Der Beschwerdeführer hat dem Bund Aufwendungen in der Höhe von S 4.565,-- binnen zwei Wochen bei sonstiger Exekution zu ersetzen.

Begründung

Der ehemals den Beruf eines Rechtsanwaltes ausübende Beschwerdeführer hatte gegen seinen ihm gegenüber erlassenen Umsatzsteuer- und Einkommensteuerbescheid für 1991 berufen. Mit Berufungsvorentscheidung hatte das Finanzamt über diese Berufung entschieden. Die Frist zur Antragstellung auf Entscheidung über die Berufung durch die Abgabenbehörde zweiter Instanz lief nach gewährter Fristverlängerung am 30. Mai 1994 ab. Am 31. Mai 1994 stellte der Beschwerdeführer den Antrag, ihm die Wiedereinsetzung in den vorigen Stand gegen die Versäumung der Frist "zur Stellung des Antrages auf Verlängerung der Frist zur Stellung des Antrages auf Entscheidung durch die Abgabenbehörde zweiter Instanz" über die angeführte Berufung zu bewilligen. Gleichzeitig brachte er einen mit 30. Mai 1994 datierten Fristverlängerungsantrag um zwei Tage mit der Begründung ein, "gestern und heute haben sich unerwartet viele Gratulanten bei meiner Mutter eingefunden, um zum Geburtstag zu gratulieren, daß ich daneben zu keinerlei Tätigkeit fähig war. Meine Mutter ist am 29. Mai 1901 geboren".

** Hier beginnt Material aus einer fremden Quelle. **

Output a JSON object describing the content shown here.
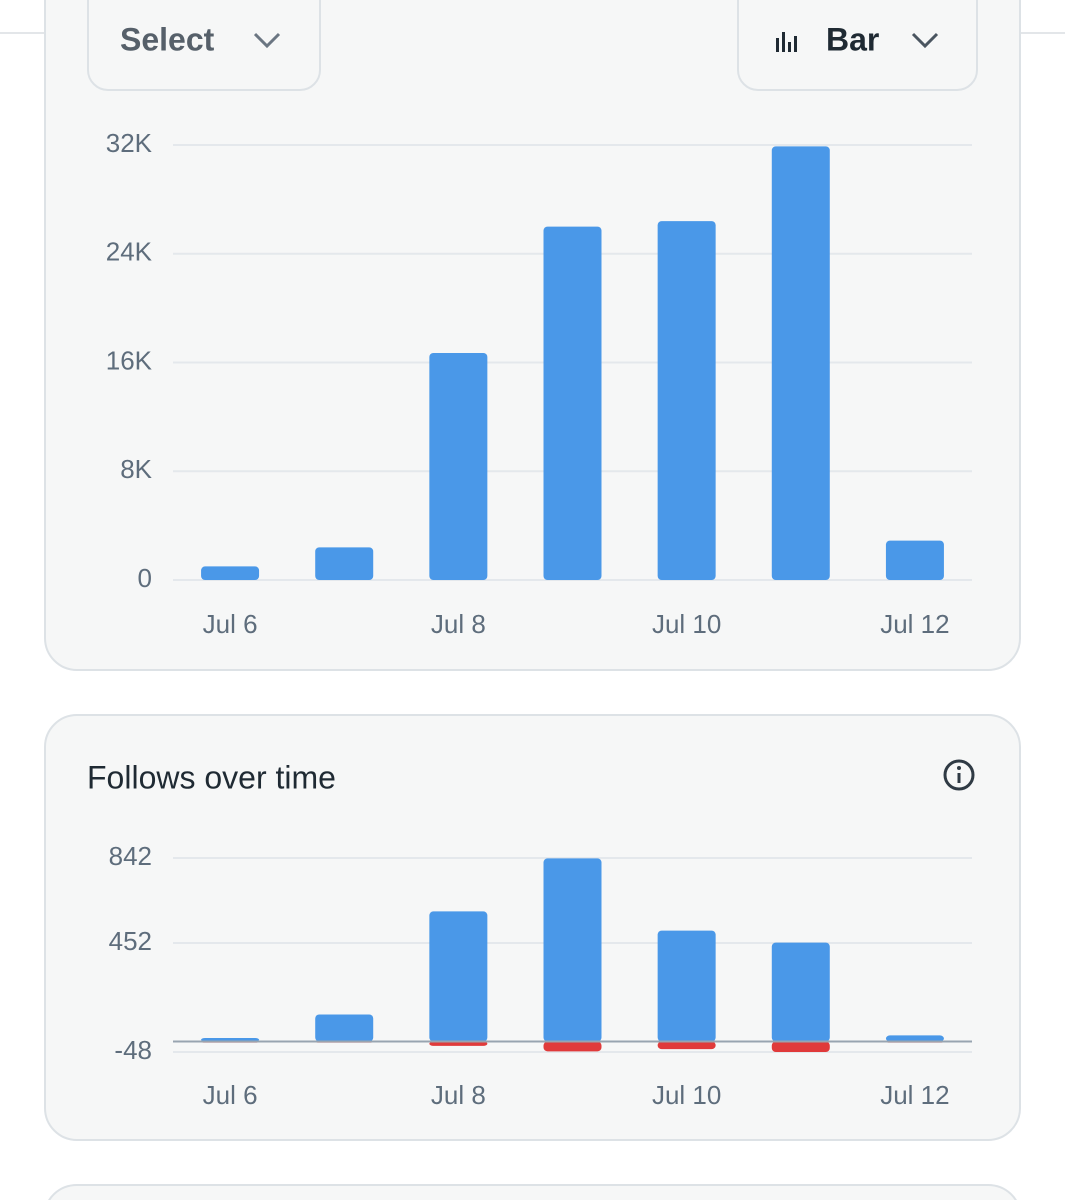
{
  "controls": {
    "select": "Select",
    "view": "Bar"
  },
  "chart_data": [
    {
      "type": "bar",
      "categories": [
        "Jul 6",
        null,
        "Jul 8",
        null,
        "Jul 10",
        null,
        "Jul 12"
      ],
      "series": [
        {
          "color": "#4a98e8",
          "values": [
            1000,
            2400,
            16700,
            26000,
            26400,
            31900,
            2900
          ]
        }
      ],
      "ylim": [
        0,
        32000
      ],
      "yticks": [
        0,
        {
          "value": 8000,
          "label": "8K"
        },
        {
          "value": 16000,
          "label": "16K"
        },
        {
          "value": 24000,
          "label": "24K"
        },
        {
          "value": 32000,
          "label": "32K"
        }
      ],
      "grid": true
    },
    {
      "type": "bar",
      "title": "Follows over time",
      "categories": [
        "Jul 6",
        null,
        "Jul 8",
        null,
        "Jul 10",
        null,
        "Jul 12"
      ],
      "series": [
        {
          "color": "#4a98e8",
          "values": [
            16,
            124,
            597,
            840,
            509,
            454,
            28
          ]
        },
        {
          "color": "#e03a3a",
          "values": [
            -5,
            -5,
            -20,
            -45,
            -35,
            -48,
            -5
          ]
        }
      ],
      "ylim": [
        -48,
        842
      ],
      "yticks": [
        -48,
        452,
        842
      ],
      "grid": true
    }
  ]
}
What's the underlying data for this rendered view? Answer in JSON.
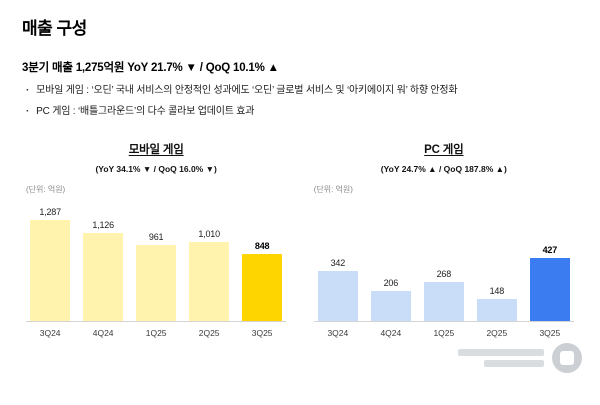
{
  "header": {
    "title": "매출 구성",
    "summary": "3분기 매출 1,275억원 YoY 21.7% ▼ / QoQ 10.1% ▲",
    "bullets": [
      "모바일 게임 : ‘오딘’ 국내 서비스의 안정적인 성과에도 ‘오딘’ 글로벌 서비스 및 ‘아키에이지 워’ 하향 안정화",
      "PC 게임 : ‘배틀그라운드’의 다수 콜라보 업데이트 효과"
    ]
  },
  "colors": {
    "mobile_bar": "#FFF3AE",
    "mobile_highlight": "#FFD500",
    "pc_bar": "#C9DDF8",
    "pc_highlight": "#3B7DF0"
  },
  "chart_data": [
    {
      "type": "bar",
      "title": "모바일 게임",
      "subtitle": "(YoY 34.1% ▼ / QoQ 16.0% ▼)",
      "unit_label": "(단위: 억원)",
      "categories": [
        "3Q24",
        "4Q24",
        "1Q25",
        "2Q25",
        "3Q25"
      ],
      "values": [
        1287,
        1126,
        961,
        1010,
        848
      ],
      "value_labels": [
        "1,287",
        "1,126",
        "961",
        "1,010",
        "848"
      ],
      "ylim": [
        0,
        1400
      ],
      "bar_color": "#FFF3AE",
      "highlight_color": "#FFD500",
      "highlight_index": 4,
      "legend": "none",
      "grid": "off"
    },
    {
      "type": "bar",
      "title": "PC 게임",
      "subtitle": "(YoY 24.7% ▲ / QoQ 187.8% ▲)",
      "unit_label": "(단위: 억원)",
      "categories": [
        "3Q24",
        "4Q24",
        "1Q25",
        "2Q25",
        "3Q25"
      ],
      "values": [
        342,
        206,
        268,
        148,
        427
      ],
      "value_labels": [
        "342",
        "206",
        "268",
        "148",
        "427"
      ],
      "ylim": [
        0,
        750
      ],
      "bar_color": "#C9DDF8",
      "highlight_color": "#3B7DF0",
      "highlight_index": 4,
      "legend": "none",
      "grid": "off"
    }
  ]
}
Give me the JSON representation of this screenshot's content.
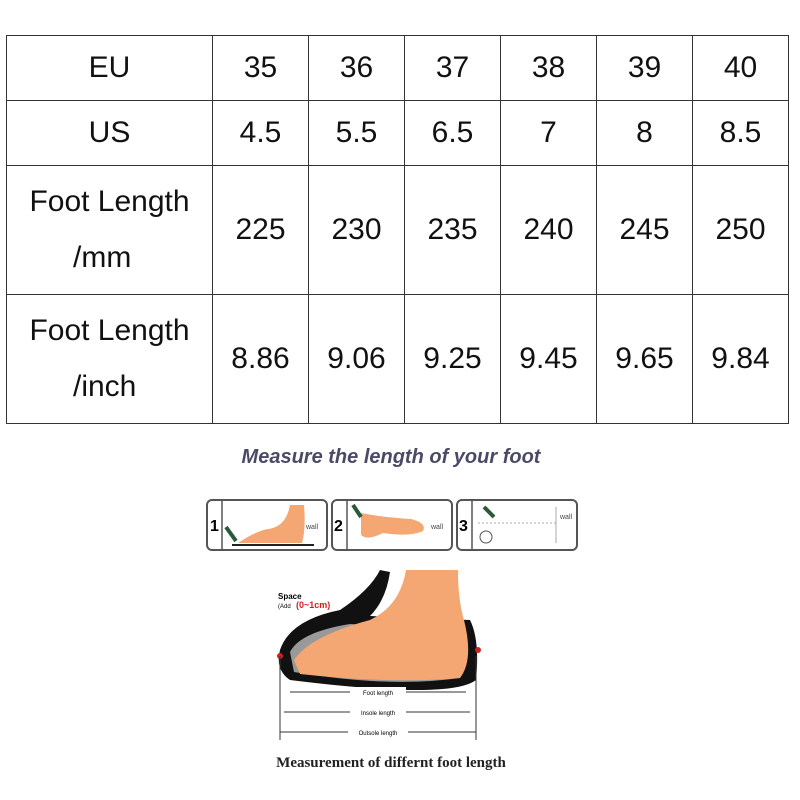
{
  "table": {
    "rows": [
      {
        "label": "EU",
        "values": [
          "35",
          "36",
          "37",
          "38",
          "39",
          "40"
        ]
      },
      {
        "label": "US",
        "values": [
          "4.5",
          "5.5",
          "6.5",
          "7",
          "8",
          "8.5"
        ]
      },
      {
        "label_line1": "Foot Length",
        "label_line2": "/mm",
        "values": [
          "225",
          "230",
          "235",
          "240",
          "245",
          "250"
        ]
      },
      {
        "label_line1": "Foot Length",
        "label_line2": "/inch",
        "values": [
          "8.86",
          "9.06",
          "9.25",
          "9.45",
          "9.65",
          "9.84"
        ]
      }
    ]
  },
  "guide": {
    "title": "Measure the length of your foot",
    "steps": [
      {
        "number": "1",
        "label": "wall"
      },
      {
        "number": "2",
        "label": "wall"
      },
      {
        "number": "3",
        "label": "wall"
      }
    ],
    "space_label": "Space",
    "space_add": "(Add",
    "space_range": "(0~1cm)",
    "foot_length": "Foot length",
    "insole_length": "Insole length",
    "outsole_length": "Outsole length",
    "caption": "Measurement of differnt foot length"
  },
  "colors": {
    "skin": "#f4a772",
    "sole": "#111111",
    "accent_red": "#d02020",
    "title": "#4a4a66"
  }
}
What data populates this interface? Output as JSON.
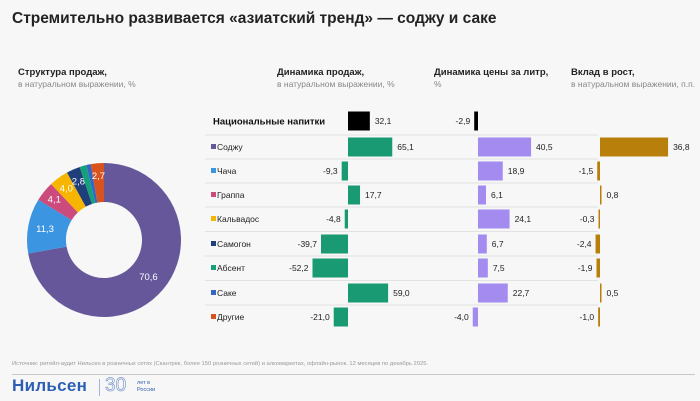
{
  "title": "Стремительно развивается «азиатский тренд» — соджу и саке",
  "columns": {
    "structure": {
      "title": "Структура продаж,",
      "subtitle": "в натуральном выражении, %"
    },
    "sales": {
      "title": "Динамика продаж,",
      "subtitle": "в натуральном выражении, %"
    },
    "price": {
      "title": "Динамика цены за литр,",
      "subtitle": "%"
    },
    "contribution": {
      "title": "Вклад в рост,",
      "subtitle": "в натуральном выражении, п.п."
    }
  },
  "colors": {
    "sales": "#1a9a72",
    "price": "#a48bf0",
    "contribution": "#b8800a",
    "total": "#000000"
  },
  "chart_data": [
    {
      "type": "pie",
      "variant": "donut",
      "title": "Структура продаж,",
      "subtitle": "в натуральном выражении, %",
      "slices": [
        {
          "name": "Соджу",
          "value": 70.6,
          "label": "70,6",
          "color": "#65579a"
        },
        {
          "name": "Чача",
          "value": 11.3,
          "label": "11,3",
          "color": "#3b95e0"
        },
        {
          "name": "Граппа",
          "value": 4.1,
          "label": "4,1",
          "color": "#cc4a7c"
        },
        {
          "name": "Кальвадос",
          "value": 4.0,
          "label": "4,0",
          "color": "#f7b500"
        },
        {
          "name": "Самогон",
          "value": 2.8,
          "label": "2,8",
          "color": "#1f3f7a"
        },
        {
          "name": "Абсент",
          "value": 1.4,
          "label": "",
          "color": "#13a07a"
        },
        {
          "name": "Саке",
          "value": 0.9,
          "label": "",
          "color": "#3466c8"
        },
        {
          "name": "Другие",
          "value": 2.7,
          "label": "2,7",
          "color": "#d9531e"
        }
      ]
    },
    {
      "type": "bar",
      "orientation": "horizontal",
      "categories": [
        "Национальные напитки",
        "Соджу",
        "Чача",
        "Граппа",
        "Кальвадос",
        "Самогон",
        "Абсент",
        "Саке",
        "Другие"
      ],
      "category_colors": [
        "#000000",
        "#65579a",
        "#3b95e0",
        "#cc4a7c",
        "#f7b500",
        "#1f3f7a",
        "#13a07a",
        "#3466c8",
        "#d9531e"
      ],
      "series": [
        {
          "name": "Динамика продаж,",
          "values": [
            32.1,
            65.1,
            -9.3,
            17.7,
            -4.8,
            -39.7,
            -52.2,
            59.0,
            -21.0
          ],
          "labels": [
            "32,1",
            "65,1",
            "-9,3",
            "17,7",
            "-4,8",
            "-39,7",
            "-52,2",
            "59,0",
            "-21,0"
          ]
        },
        {
          "name": "Динамика цены за литр,",
          "values": [
            -2.9,
            40.5,
            18.9,
            6.1,
            24.1,
            6.7,
            7.5,
            22.7,
            -4.0
          ],
          "labels": [
            "-2,9",
            "40,5",
            "18,9",
            "6,1",
            "24,1",
            "6,7",
            "7,5",
            "22,7",
            "-4,0"
          ]
        },
        {
          "name": "Вклад в рост,",
          "values": [
            null,
            36.8,
            -1.5,
            0.8,
            -0.3,
            -2.4,
            -1.9,
            0.5,
            -1.0
          ],
          "labels": [
            "",
            "36,8",
            "-1,5",
            "0,8",
            "-0,3",
            "-2,4",
            "-1,9",
            "0,5",
            "-1,0"
          ]
        }
      ]
    }
  ],
  "footer": {
    "source": "Источник: ритейл-аудит Нильсен в розничных сетях (Скантрек, более 150 розничных сетей) и алкомаркетах, офлайн-рынок. 12 месяцев по декабрь 2025.",
    "logo": "Нильсен",
    "logo_years": "30",
    "logo_years_caption": "лет в России"
  }
}
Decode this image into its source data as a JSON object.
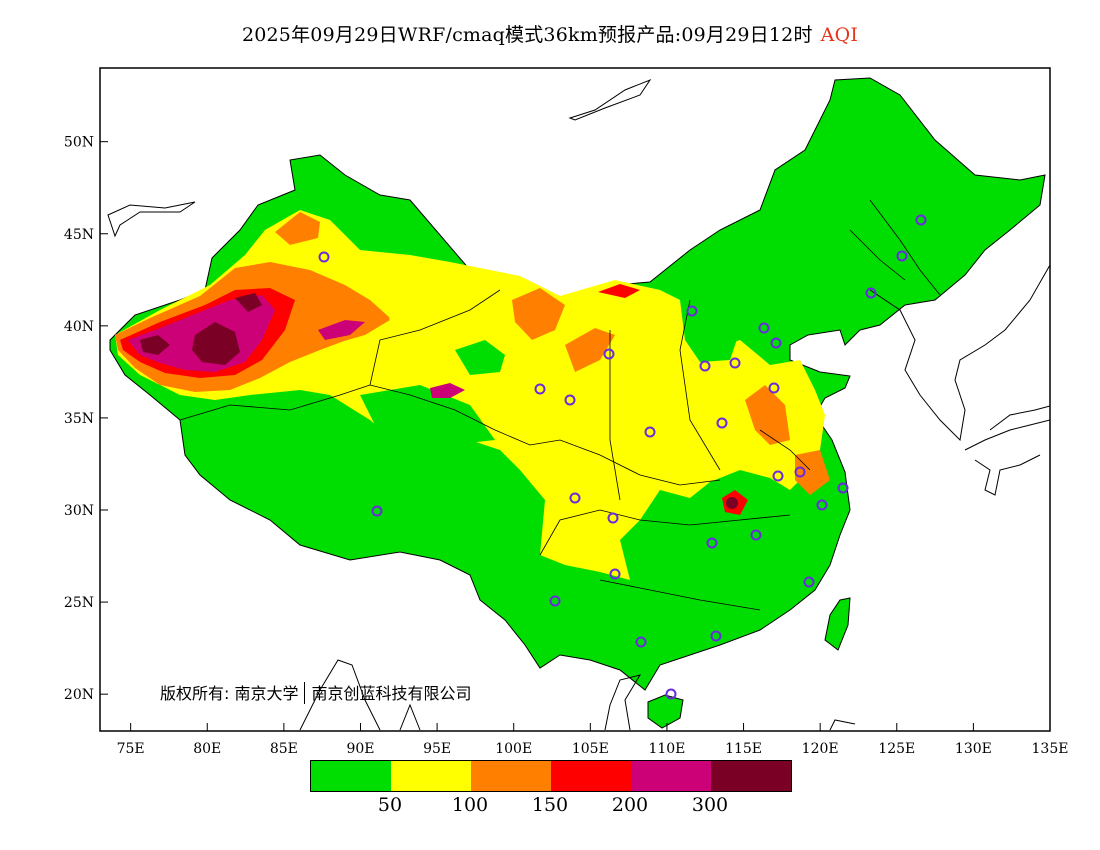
{
  "title": {
    "main": "2025年09月29日WRF/cmaq模式36km预报产品:09月29日12时",
    "variable": "AQI"
  },
  "map": {
    "lat_ticks": [
      "50N",
      "45N",
      "40N",
      "35N",
      "30N",
      "25N",
      "20N"
    ],
    "lon_ticks": [
      "75E",
      "80E",
      "85E",
      "90E",
      "95E",
      "100E",
      "105E",
      "110E",
      "115E",
      "120E",
      "125E",
      "130E",
      "135E"
    ],
    "lat_range": [
      18,
      54
    ],
    "lon_range": [
      73,
      135
    ],
    "colors": {
      "good": "#00dd00",
      "moderate": "#ffff00",
      "usg": "#ff8000",
      "unhealthy": "#ff0000",
      "very_unhealthy": "#cc0077",
      "hazardous": "#7a0026"
    }
  },
  "copyright": {
    "part1": "版权所有: 南京大学",
    "part2": "南京创蓝科技有限公司"
  },
  "legend": {
    "colors": [
      "#00dd00",
      "#ffff00",
      "#ff8000",
      "#ff0000",
      "#cc0077",
      "#7a0026"
    ],
    "labels": [
      "50",
      "100",
      "150",
      "200",
      "300"
    ]
  }
}
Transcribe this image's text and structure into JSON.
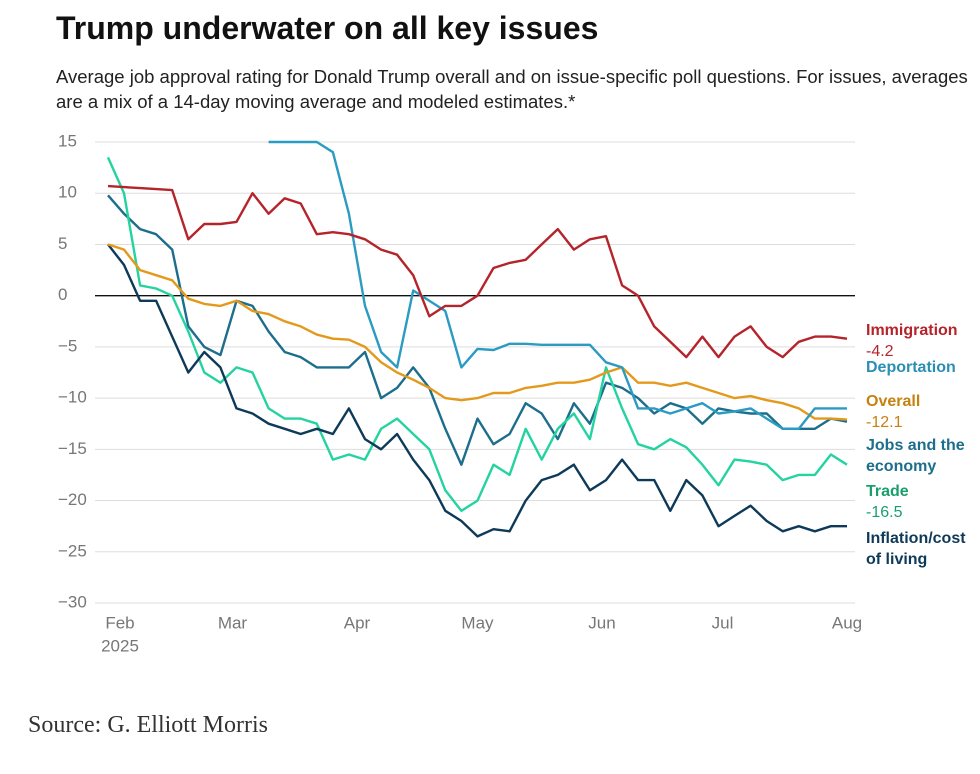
{
  "chart_data": {
    "type": "line",
    "title": "Trump underwater on all key issues",
    "subtitle": "Average job approval rating for Donald Trump overall and on issue-specific poll questions. For issues, averages are a mix of a 14-day moving average and modeled estimates.*",
    "source": "Source: G. Elliott Morris",
    "x": [
      29,
      33,
      37,
      41,
      45,
      49,
      53,
      57,
      61,
      65,
      69,
      73,
      77,
      81,
      85,
      89,
      93,
      97,
      101,
      105,
      109,
      113,
      117,
      121,
      125,
      129,
      133,
      137,
      141,
      145,
      149,
      153,
      157,
      161,
      165,
      169,
      173,
      177,
      181,
      185,
      189,
      193,
      197,
      201,
      205,
      209,
      213
    ],
    "xlim": [
      26,
      214
    ],
    "xticks": [
      {
        "value": 32,
        "label": "Feb"
      },
      {
        "value": 60,
        "label": "Mar"
      },
      {
        "value": 91,
        "label": "Apr"
      },
      {
        "value": 121,
        "label": "May"
      },
      {
        "value": 152,
        "label": "Jun"
      },
      {
        "value": 182,
        "label": "Jul"
      },
      {
        "value": 213,
        "label": "Aug"
      }
    ],
    "x_year_label": "2025",
    "ylim": [
      -30,
      15
    ],
    "yticks": [
      15,
      10,
      5,
      0,
      {
        "value": -5,
        "label": "−5"
      },
      {
        "value": -10,
        "label": "−10"
      },
      {
        "value": -15,
        "label": "−15"
      },
      {
        "value": -20,
        "label": "−20"
      },
      {
        "value": -25,
        "label": "−25"
      },
      {
        "value": -30,
        "label": "−30"
      }
    ],
    "grid": true,
    "series": [
      {
        "name": "Immigration",
        "color": "#b5232b",
        "label_color": "#b5232b",
        "values": [
          10.7,
          10.6,
          10.5,
          10.4,
          10.3,
          5.5,
          7,
          7,
          7.2,
          10,
          8,
          9.5,
          9,
          6,
          6.2,
          6,
          5.5,
          4.5,
          4,
          2,
          -2,
          -1,
          -1,
          0,
          2.7,
          3.2,
          3.5,
          5,
          6.5,
          4.5,
          5.5,
          5.8,
          1,
          0,
          -3,
          -4.5,
          -6,
          -4,
          -6,
          -4,
          -3,
          -5,
          -6,
          -4.5,
          -4,
          -4,
          -4.2
        ]
      },
      {
        "name": "Deportation",
        "color": "#2b9bc2",
        "label_color": "#2b8fb5",
        "values": [
          null,
          null,
          null,
          null,
          null,
          null,
          null,
          null,
          null,
          null,
          15,
          15,
          15,
          15,
          14,
          8,
          -1,
          -5.5,
          -7,
          0.5,
          -0.5,
          -1.5,
          -7,
          -5.2,
          -5.3,
          -4.7,
          -4.7,
          -4.8,
          -4.8,
          -4.8,
          -4.8,
          -6.5,
          -7,
          -11,
          -11,
          -11.5,
          -11,
          -10.5,
          -11.5,
          -11.3,
          -11,
          -12,
          -13,
          -13,
          -11,
          -11,
          -11
        ]
      },
      {
        "name": "Overall",
        "color": "#e39a1c",
        "label_color": "#c7810e",
        "values": [
          5,
          4.5,
          2.5,
          2,
          1.5,
          -0.3,
          -0.8,
          -1,
          -0.5,
          -1.5,
          -1.8,
          -2.5,
          -3,
          -3.8,
          -4.2,
          -4.3,
          -5,
          -6.5,
          -7.5,
          -8.2,
          -9,
          -10,
          -10.2,
          -10,
          -9.5,
          -9.5,
          -9,
          -8.8,
          -8.5,
          -8.5,
          -8.2,
          -7.5,
          -7,
          -8.5,
          -8.5,
          -8.8,
          -8.5,
          -9,
          -9.5,
          -10,
          -9.8,
          -10.2,
          -10.5,
          -11,
          -12,
          -12,
          -12.1
        ]
      },
      {
        "name": "Jobs and the economy",
        "color": "#1d6e8c",
        "label_color": "#1d6e8c",
        "values": [
          9.8,
          8,
          6.5,
          6,
          4.5,
          -3,
          -5,
          -5.8,
          -0.5,
          -1,
          -3.5,
          -5.5,
          -6,
          -7,
          -7,
          -7,
          -5.5,
          -10,
          -9,
          -7,
          -9,
          -13,
          -16.5,
          -12,
          -14.5,
          -13.5,
          -10.5,
          -11.5,
          -14,
          -10.5,
          -12.5,
          -8.5,
          -9,
          -10,
          -11.5,
          -10.5,
          -11,
          -12.5,
          -11,
          -11.3,
          -11.5,
          -11.5,
          -13,
          -13,
          -13,
          -12,
          -12.3
        ]
      },
      {
        "name": "Trade",
        "color": "#25d3a0",
        "label_color": "#1b9e6d",
        "values": [
          13.5,
          10,
          1,
          0.7,
          0,
          -3.5,
          -7.5,
          -8.5,
          -7,
          -7.5,
          -11,
          -12,
          -12,
          -12.5,
          -16,
          -15.5,
          -16,
          -13,
          -12,
          -13.5,
          -15,
          -19,
          -21,
          -20,
          -16.5,
          -17.5,
          -13,
          -16,
          -13,
          -11.5,
          -14,
          -7,
          -11,
          -14.5,
          -15,
          -14,
          -14.8,
          -16.5,
          -18.5,
          -16,
          -16.2,
          -16.5,
          -18,
          -17.5,
          -17.5,
          -15.5,
          -16.5
        ]
      },
      {
        "name": "Inflation/cost of living",
        "color": "#0e3a5a",
        "label_color": "#0e3a5a",
        "values": [
          5,
          3,
          -0.5,
          -0.5,
          -4,
          -7.5,
          -5.5,
          -7,
          -11,
          -11.5,
          -12.5,
          -13,
          -13.5,
          -13,
          -13.5,
          -11,
          -14,
          -15,
          -13.5,
          -16,
          -18,
          -21,
          -22,
          -23.5,
          -22.8,
          -23,
          -20,
          -18,
          -17.5,
          -16.5,
          -19,
          -18,
          -16,
          -18,
          -18,
          -21,
          -18,
          -19.5,
          -22.5,
          -21.5,
          -20.5,
          -22,
          -23,
          -22.5,
          -23,
          -22.5,
          -22.5
        ]
      }
    ]
  }
}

Im Wiedereinsetzungsantrag führte er aus, daß er durch die "im Fristverlängerungsantrag geschilderten besonderen und außergewöhnlichen Belastungen", die ihm die zahlreichen Gratulanten bereitet hätten, so erschöpft gewesen sei, daß er sich erst um 23.42 Uhr "wieder in Bewegung zu setzen vermochte". Trotz aller Bemühungen habe er die Frist um zwei Minuten versäumt. Die bis zum 30. Mai 1994, 23.42 Uhr, "währende völlige und unüberwindliche Erschöpfung stelle ein unvorhergesehenes und unabwendbares Ereignis" dar, das ihn an der Einhaltung der Frist zur Stellung des Fristverlängerungsantrages gehindert habe. Zum Beweis der für seine "hochgradige Erschöpfung offenbar kausalen Belastung durch die Gratulanten" seiner Mutter, deren Zahl "unvorhergesehen und wohl auch unabwendbar war", berief sich der Beschwerdeführer auf acht Zeugen.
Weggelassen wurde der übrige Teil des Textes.